Bilam probably posted moving posts about the education system being full of harassers and perverts; that the State of Israel is going to collapse, and how we are oppressed in every direction. Anyone who dares to comment that there also is good in the world immediately raises the wrath of Bilam and is accused of covering up and silencing injustices.

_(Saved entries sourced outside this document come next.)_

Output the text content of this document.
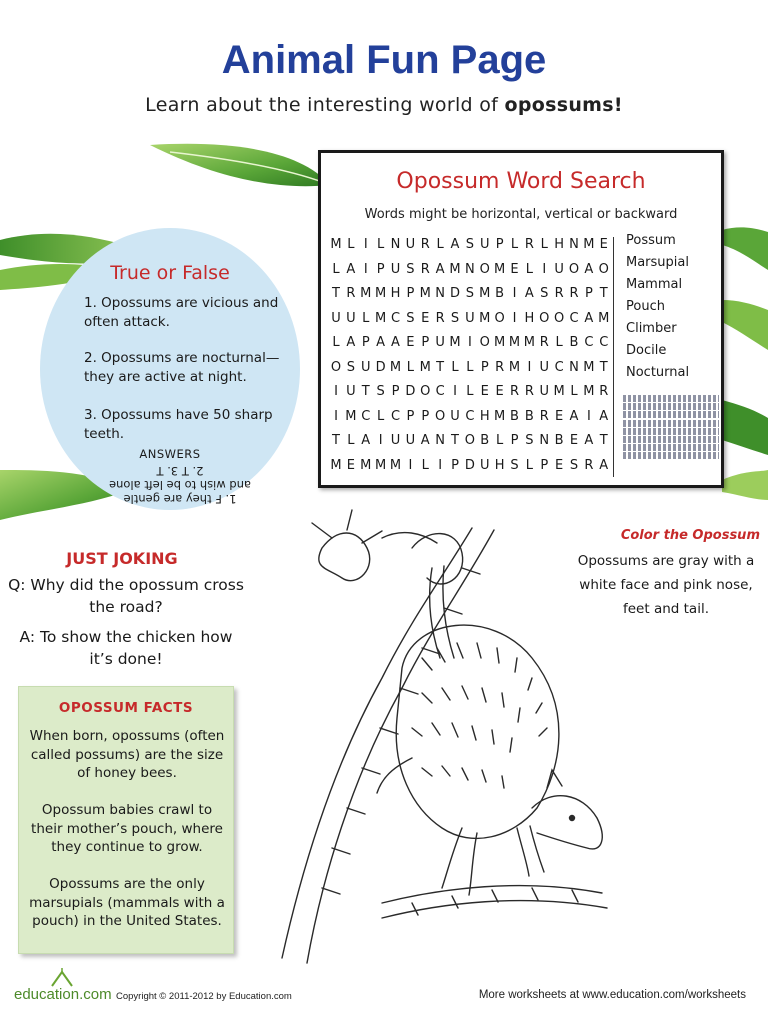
Animal Fun Page
Learn about the interesting world of opossums!
Opossum Word Search
Words might be horizontal, vertical or backward
M L I L N U R L A S U P L R L H N M E
L A I P U S R A M N O M E L I U O A O
T R M M H P M N D S M B I A S R R P T
U U L M C S E R S U M O I H O O C A M
L A P A A E P U M I O M M M R L B C C
O S U D M L M T L L P R M I U C N M T
I U T S P D O C I L E E R R U M L M R
I M C L C P P O U C H M B B R E A I A
T L A I U U A N T O B L P S N B E A T
M E M M M I L I P D U H S L P E S R A
Possum
Marsupial
Mammal
Pouch
Climber
Docile
Nocturnal
True or False
1. Opossums are vicious and often attack.
2. Opossums are nocturnal— they are active at night.
3. Opossums have 50 sharp teeth.
ANSWERS
1. F they are gentle
and wish to be left alone
2. T 3. T
JUST JOKING
Q: Why did the opossum cross the road?
A: To show the chicken how it’s done!
OPOSSUM FACTS
When born, opossums (often called possums) are the size of honey bees.
Opossum babies crawl to their mother’s pouch, where they continue to grow.
Opossums are the only marsupials (mammals with a pouch) in the United States.
Color the Opossum
Opossums are gray with a white face and pink nose, feet and tail.
education.com Copyright © 2011-2012 by Education.com	More worksheets at www.education.com/worksheets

How do you free yourself from the suffocating grip of rage? Just as Bilam was forced to admit to himself, "how goodly are your tents Jacob", simply to look at the good in our "tent": we get up in the morning; our body, for the most part, are functioning; our educational, economic and security systems allow us a standard of living once reserved for kings; we are surrounded by large families who love us; the person walking in front of us on the street is not trying to run us over; and the classroom teacher is trying to help us.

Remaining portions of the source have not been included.